Le gouvernement continue de négocier avec les partis de gauche concernant l’élaboration du budget pour 2025. Le Parti socialiste a proposé de retarder de six mois l’entrée en vigueur de la réforme repoussant l’âge de la retraite à 64 ans. La question qui se pose est de savoir si cette demande peut être mise en œuvre.
Le gouvernement parviendra-t-il à conclure un accord de non-censure sur le budget avec une partie du Nouveau Front populaire ? Tout au long de la semaine, les discussions ont eu lieu au ministère de l’Économie, en particulier avec le Parti socialiste, le Parti communiste français et les écologistes. La suspension de la controversée réforme des retraites pourrait contenter une grande partie de la gauche, débouchant ainsi sur un éventuel accord de non-censure.
L’âge de départ fixé à 64 ans est au cœur des oppositions. Une question demeure : le gouvernement a-t-il la possibilité, d’un point de vue légal, de suspendre uniquement l’article de la loi qui retarde l’âge de départ à 64 ans ? Cela est faisable, contrairement aux insinuations de François Bayrou en décembre. Le Premier ministre avait écarté le gel de la réforme des retraites afin de préserver les aides aux petites pensions que le texte prévoit : « Dans la réforme, il existe des bénéfices, notamment pour celles et ceux aux petites retraites, qui bénéficieront de 60 euros supplémentaires pour une pension de 1 000 euros. »
Un ajournement envisageable via décret
En réalité, le gouvernement a la capacité de suspendre uniquement le passage de l’âge de départ à 64 ans par un simple décret, précise le constitutionnaliste Dominique Rousseau : « Le décret d’application fixant l’âge de départ à 64 ans a été adopté, et le Premier ministre a toujours la possibilité de modifier ce décret. Il pourrait élaborer un décret d’application qui retarderait l’exécution de l’article de la loi fixant l’âge de la retraite à 64 ans de six mois. »
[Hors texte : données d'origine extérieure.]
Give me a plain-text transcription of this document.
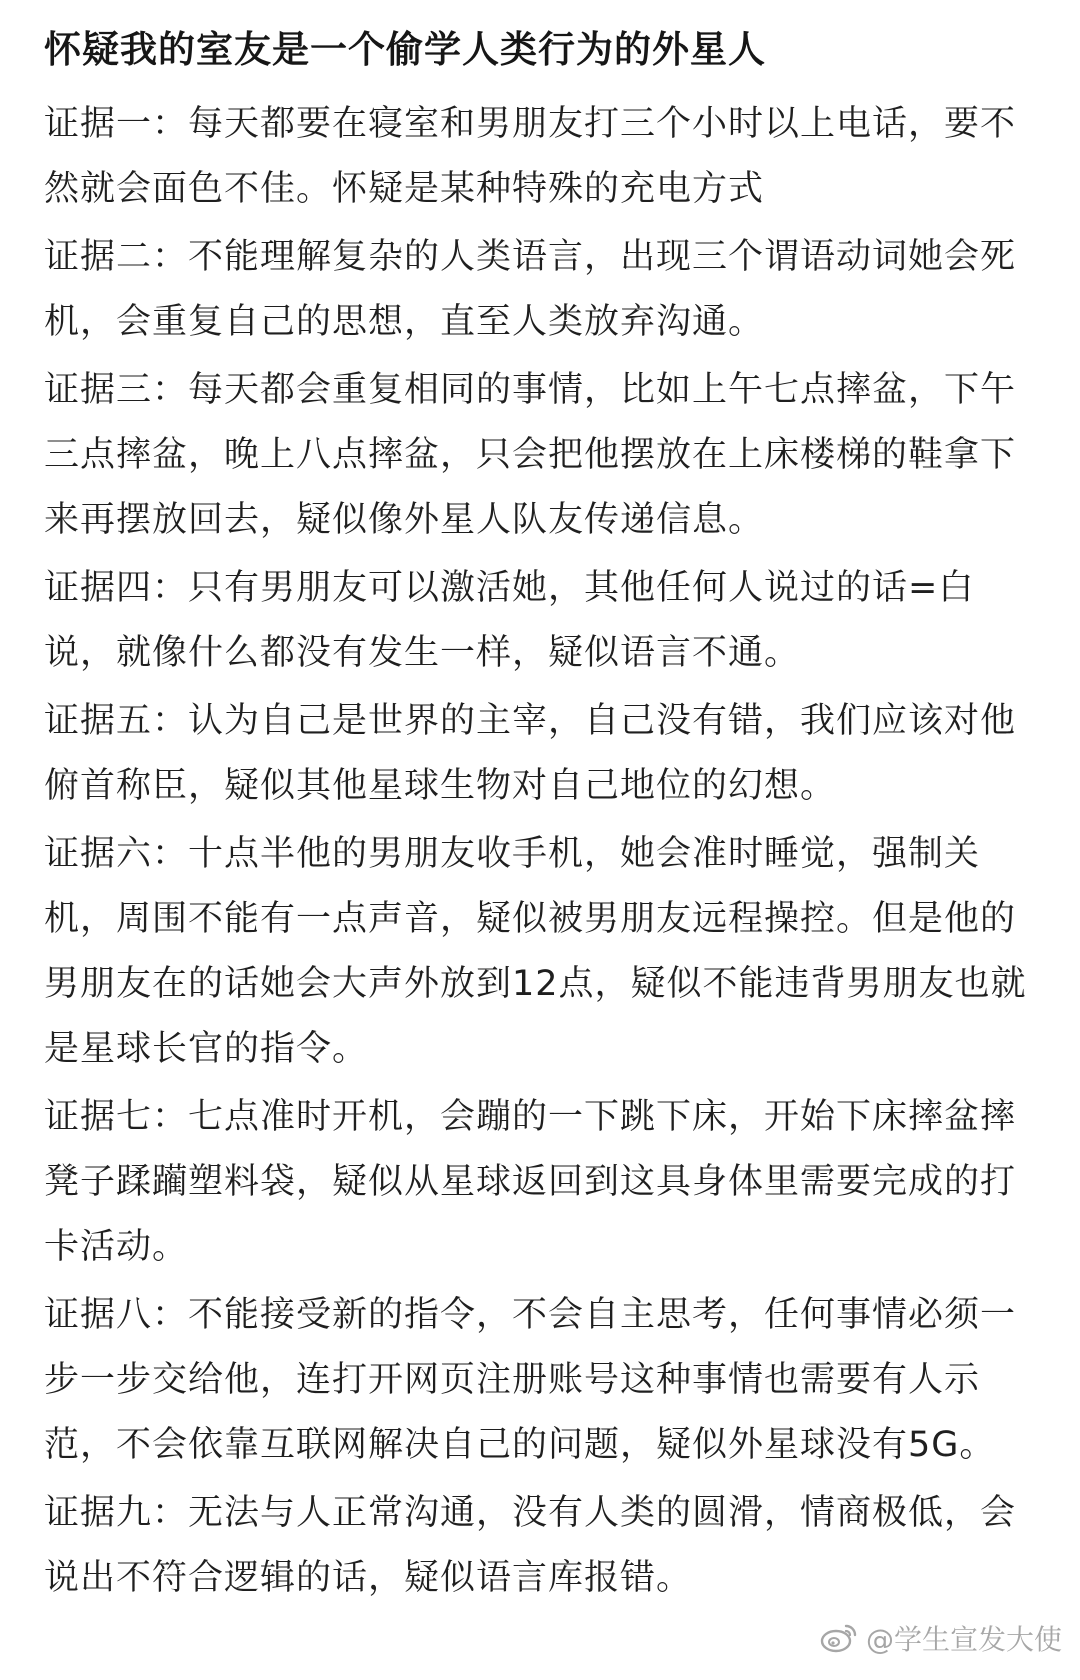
怀疑我的室友是一个偷学人类行为的外星人

证据一：每天都要在寝室和男朋友打三个小时以上电话，要不然就会面色不佳。怀疑是某种特殊的充电方式

证据二：不能理解复杂的人类语言，出现三个谓语动词她会死机，会重复自己的思想，直至人类放弃沟通。

证据三：每天都会重复相同的事情，比如上午七点摔盆，下午三点摔盆，晚上八点摔盆，只会把他摆放在上床楼梯的鞋拿下来再摆放回去，疑似像外星人队友传递信息。

证据四：只有男朋友可以激活她，其他任何人说过的话=白说，就像什么都没有发生一样，疑似语言不通。

证据五：认为自己是世界的主宰，自己没有错，我们应该对他俯首称臣，疑似其他星球生物对自己地位的幻想。

证据六：十点半他的男朋友收手机，她会准时睡觉，强制关机，周围不能有一点声音，疑似被男朋友远程操控。但是他的男朋友在的话她会大声外放到12点，疑似不能违背男朋友也就是星球长官的指令。

证据七：七点准时开机，会蹦的一下跳下床，开始下床摔盆摔凳子蹂躏塑料袋，疑似从星球返回到这具身体里需要完成的打卡活动。

证据八：不能接受新的指令，不会自主思考，任何事情必须一步一步交给他，连打开网页注册账号这种事情也需要有人示范，不会依靠互联网解决自己的问题，疑似外星球没有5G。

证据九：无法与人正常沟通，没有人类的圆滑，情商极低，会说出不符合逻辑的话，疑似语言库报错。

@学生宣发大使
L’autre option est d’adopter une loi, mais cela demanderait plus de temps. « Il faut soumettre un projet de loi, obtenir l’examen par le Conseil d’État. Puis il doit être voté par l’Assemblée nationale, ensuite par le Sénat. Un aller-retour entre les deux chambres est nécessaire, et potentiellement une commission mixte paritaire pourrait intervenir. » En somme, selon Dominique Rousseau, le processus législatif pourrait s’étendre sur une période de six mois.
Pour abroger la réforme dans son ensemble, il faut une nouvelle loi
Il n’est donc pas impératif pour François Bayrou de stopper l’ensemble de la réforme des retraites, qui est de toute façon une action impossible. Le gouvernement ne peut pas émettre un décret qui suspendrait entièrement cette réforme. Une seule voie est envisageable : « Seule une loi peut défaire ce qu’une autre loi a instauré, » explique le constitutionnaliste Dominique Rousseau.
Pour interrompre la réforme des retraites dans son intégralité, et pas seulement un article particulier, François Bayrou devrait donc soumettre une loi au vote du Parlement. Aucune autre option n’est viable. D’ailleurs, après sa prise de fonction, le chef du gouvernement avait rejeté d’emblée cette requête des socialistes : « Dans quel monde vivent-ils ? », avait-il alors rétorqué avec irritation.